5. D’autre part, en ce qui concerne le lien de causalité entre la faute de l’administration et la chute de la requérante, il résulte de l’instruction notamment du rapport hiérarchique relatif à l’accident de service que l’agent a déclaré « qu’en prenant appui sur le bureau qu’elle occupe, qui est instable, celui-ci s’est déplacé » entrainant sa chute et que cet accident s’est produit sans témoin. La requérante produit dans le cadre de l’instance deux photographies d’un poste de travail qui ne permettent pas d’établir l’instabilité alléguée. Par ailleurs, il résulte du rapport d’expertise réalisé par le Dr C, que la requérante a chuté « sur le côté en essayant de se retenir à son fauteuil, après avoir été déséquilibrée ». Ces seuls éléments ne permettent pas, à eux seuls, d’établir un lien de causalité entre la faute de l’administration et les préjudices résultant de la chute de la requérante. Par suite, la requérante n’est pas fondée à obtenir la réparation des préjudices allégués sur le fondement de la responsabilité pour faute de la collectivité.
S’agissant de la responsabilité sans faute :
6. L’accident du 15 juin 2020 ayant été reconnu imputable au service, Mme A peut prétendre à une indemnisation des préjudices personnels et patrimoniaux en découlant dans les conditions rappelées au point 2, sur le fondement, relevé d’office, de la responsabilité sans faute.

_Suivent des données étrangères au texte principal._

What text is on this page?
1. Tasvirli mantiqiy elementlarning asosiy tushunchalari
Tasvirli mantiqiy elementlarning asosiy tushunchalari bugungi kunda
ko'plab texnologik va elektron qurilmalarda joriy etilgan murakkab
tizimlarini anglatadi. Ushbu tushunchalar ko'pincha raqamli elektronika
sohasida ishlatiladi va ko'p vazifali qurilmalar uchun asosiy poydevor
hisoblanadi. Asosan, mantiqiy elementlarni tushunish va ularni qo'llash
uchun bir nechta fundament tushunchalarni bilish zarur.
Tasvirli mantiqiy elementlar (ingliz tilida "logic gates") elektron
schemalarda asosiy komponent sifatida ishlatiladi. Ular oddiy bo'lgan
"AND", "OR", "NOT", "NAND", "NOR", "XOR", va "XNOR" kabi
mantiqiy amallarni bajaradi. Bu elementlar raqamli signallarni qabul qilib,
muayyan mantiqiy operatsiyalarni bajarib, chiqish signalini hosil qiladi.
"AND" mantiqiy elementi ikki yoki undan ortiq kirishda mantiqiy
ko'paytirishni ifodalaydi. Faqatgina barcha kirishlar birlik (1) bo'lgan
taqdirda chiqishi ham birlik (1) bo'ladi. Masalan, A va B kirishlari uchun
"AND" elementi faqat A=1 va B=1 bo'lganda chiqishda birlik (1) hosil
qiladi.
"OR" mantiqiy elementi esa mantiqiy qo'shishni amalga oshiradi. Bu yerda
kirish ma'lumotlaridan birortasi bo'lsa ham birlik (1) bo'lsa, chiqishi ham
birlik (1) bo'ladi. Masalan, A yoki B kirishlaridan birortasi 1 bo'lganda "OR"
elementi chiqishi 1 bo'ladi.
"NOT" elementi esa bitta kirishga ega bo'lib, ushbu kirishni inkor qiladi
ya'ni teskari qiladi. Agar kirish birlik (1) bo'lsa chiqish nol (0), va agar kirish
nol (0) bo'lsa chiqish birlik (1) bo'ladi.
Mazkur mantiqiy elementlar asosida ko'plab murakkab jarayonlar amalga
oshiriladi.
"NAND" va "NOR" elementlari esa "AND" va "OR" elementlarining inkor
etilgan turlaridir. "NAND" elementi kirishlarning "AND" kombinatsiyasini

En ce qui concerne les préjudices :
7. A titre liminaire, il résulte de l’instruction, notamment du rapport d’expertise établi le 29 décembre 2020, que seuls les arrêts de travails prescrits du 15 juin 2020 au 26 juin 2020 sont en lien avec l’accident de travail et qu’au surplus, l’état de la requérante était consolidé au 26 juin 2020.
S’agissant du préjudice financier :
8. La requérante se prévaut du préjudice financier résultant de son passage à demi-traitement à compter du 23 mai 2021. Cependant, les éléments qu’elle produit ne sont pas de nature à remettre en cause les conclusions de l’expert et à considérer que les arrêts de travail postérieurs au 26 juin 2020 sont en lien avec son accident de travail. Par suite, Mme A n’est pas fondée à demander l’indemnisation de ce chef de préjudice.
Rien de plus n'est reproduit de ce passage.